Dienaar van goede of kwade machten

Zoals we onder bepaalde voorwaarden dienaar van de kwade machten van ziekte en ongeluk kunnen worden, zo kunnen we ook dienaar worden van de geestelijke wezens die gezondheid en groei bevorderen, die in onze wereld bloeiende, levenbrengende krachten uit de geestelijke wereld zenden. Want het is immers een materialistisch bijgeloof, dat de lichamelijke hygiëne, de externe faciliteiten alleen de gezondheid bevorderen.

Alle gebeurtenissen in het fysieke leven worden gedirigeerd door de wezens en machten van hogere werelden, die hun krachten voortdurend de fysieke wereld inzenden, ze binnenstromen, de krachten die in zekere zin vrij werken, op mensen of op andere wezens werken als gezondheidsbevorderende of als voor gezondheid en groei schadelijke wijze.

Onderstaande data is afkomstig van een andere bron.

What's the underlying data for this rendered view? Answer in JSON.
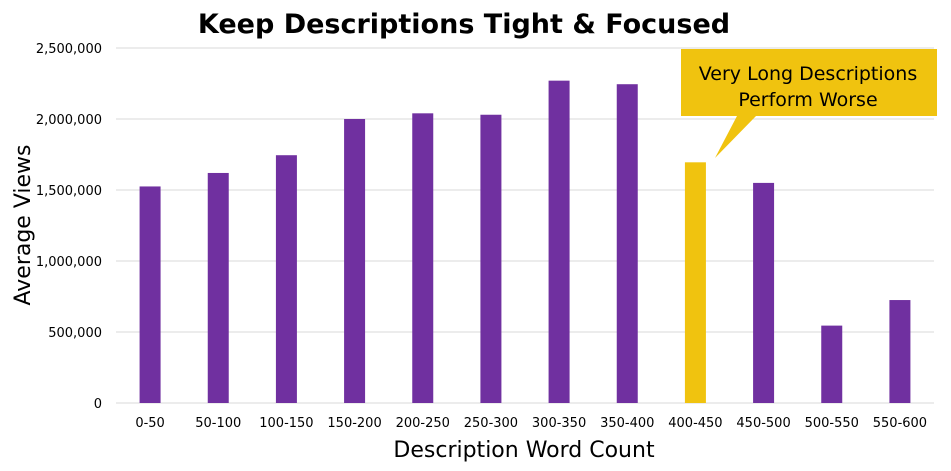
{
  "chart_data": {
    "type": "bar",
    "title": "Keep Descriptions Tight & Focused",
    "xlabel": "Description Word Count",
    "ylabel": "Average Views",
    "categories": [
      "0-50",
      "50-100",
      "100-150",
      "150-200",
      "200-250",
      "250-300",
      "300-350",
      "350-400",
      "400-450",
      "450-500",
      "500-550",
      "550-600"
    ],
    "values": [
      1525000,
      1620000,
      1745000,
      2000000,
      2040000,
      2030000,
      2270000,
      2245000,
      1695000,
      1550000,
      545000,
      725000
    ],
    "ylim": [
      0,
      2500000
    ],
    "yticks": [
      0,
      500000,
      1000000,
      1500000,
      2000000,
      2500000
    ],
    "ytick_labels": [
      "0",
      "500,000",
      "1,000,000",
      "1,500,000",
      "2,000,000",
      "2,500,000"
    ],
    "grid": true,
    "highlight_category": "400-450",
    "colors": {
      "bar": "#7030a0",
      "highlight": "#f0c30f",
      "callout": "#f0c30f"
    },
    "annotation": {
      "line1": "Very Long Descriptions",
      "line2": "Perform Worse",
      "target": "400-450"
    }
  }
}
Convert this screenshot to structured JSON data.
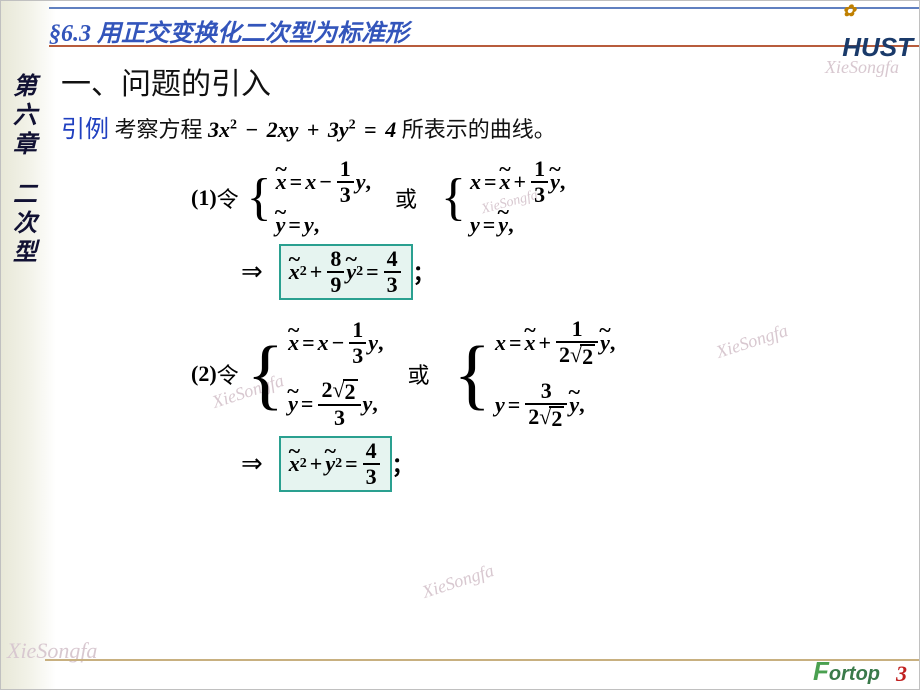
{
  "header": {
    "section": "§6.3 用正交变换化二次型为标准形",
    "logo": "HUST",
    "flower": "✿"
  },
  "chapter": {
    "c1": "第",
    "c2": "六",
    "c3": "章",
    "c4": "二",
    "c5": "次",
    "c6": "型"
  },
  "watermark": "XieSongfa",
  "content": {
    "h1": "一、问题的引入",
    "intro_label": "引例",
    "intro_text": "  考察方程 ",
    "intro_eq": "3x² − 2xy + 3y² = 4",
    "intro_tail": " 所表示的曲线。",
    "item1_num": "(1) ",
    "ling": "令",
    "or": "或",
    "item2_num": "(2) ",
    "arrow": "⇒",
    "semi": "；",
    "comma": "，",
    "eq": "=",
    "plus": "+",
    "minus": "−",
    "box1_colors": {
      "border": "#2aa090",
      "bg": "#e6f4f0"
    },
    "fracs": {
      "one_third": {
        "n": "1",
        "d": "3"
      },
      "eight_ninth": {
        "n": "8",
        "d": "9"
      },
      "four_third": {
        "n": "4",
        "d": "3"
      },
      "one_2r2": {
        "n": "1",
        "d": "2√2"
      },
      "two_r2_3": {
        "n": "2√2",
        "d": "3"
      },
      "three_2r2": {
        "n": "3",
        "d": "2√2"
      }
    }
  },
  "footer": {
    "page": "3",
    "brand": "Fortop"
  },
  "colors": {
    "header_text": "#3355bb",
    "header_rule": "#b85c3c",
    "top_rule": "#6080c0",
    "box_border": "#2aa090",
    "box_bg": "#e6f4f0",
    "page_num": "#c02020",
    "brand": "#3a7a4a"
  }
}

Leidend met betrekking tot deze processen in gezondheid en ziekte zijn bepaalde geestelijke machten en wezens. Maar de mens wordt in het leven tussen dood en nieuwe geboorte medewerker van deze machten; en we kunnen, als we ons op de juiste wijze daartoe voorbereid hebben, de gelukzaligheid genieten eraan mee te werken om de voor gezondheid en groei heilzame krachten uit de hogere werelden in onze fysieke wereld binnen te laten stromen (Duits: hineinzuträufeln).

Bron: Rudolf Steiner – GA 141 – Das Leben zwischen dem Tode und der neuen Geburt im Verhältnis zu den kosmischen Tatsachen – Berlijn, 4 maart 1913 (bladzijde 162-163)

Genezende krachten/Ziekmakende krachten/Moraliteit

De kennis van genezende krachten is onlosmakelijk van de kennis van ziekmakende krachten, men kan niet het ene zonder het andere verkrijgen (Duits: vermitteln). Er kan niemand ter wereld de heilzame krachten leren kennen zonder de kennis te verkrijgen van de ziekmakende krachten. Daarom zult u inzien wat voor een rol het speelt en hoe ernstig het aankomt op de noodzakelijke morele gezindheid van de mensen. Want wie een mens geestelijk genezen kan, kan een mens ook geestelijk ziek maken, en wel in dezelfde graad. Daarom kunnen zulke waarheden van de goden vanzelfsprekend pas meegedeeld (Duits: übermittelt) worden, als een zodanige trap van moraliteit is bereikt, dat het geneesmiddel niet in vergif veranderd kan worden.

Bron: Rudolf Steiner – GA 173 – Zeitgeschichtliche Betrachtungen – Das Karma der Unwahrhaftigkeit – Dornach 24 december 1916 (bladzijde 254-255)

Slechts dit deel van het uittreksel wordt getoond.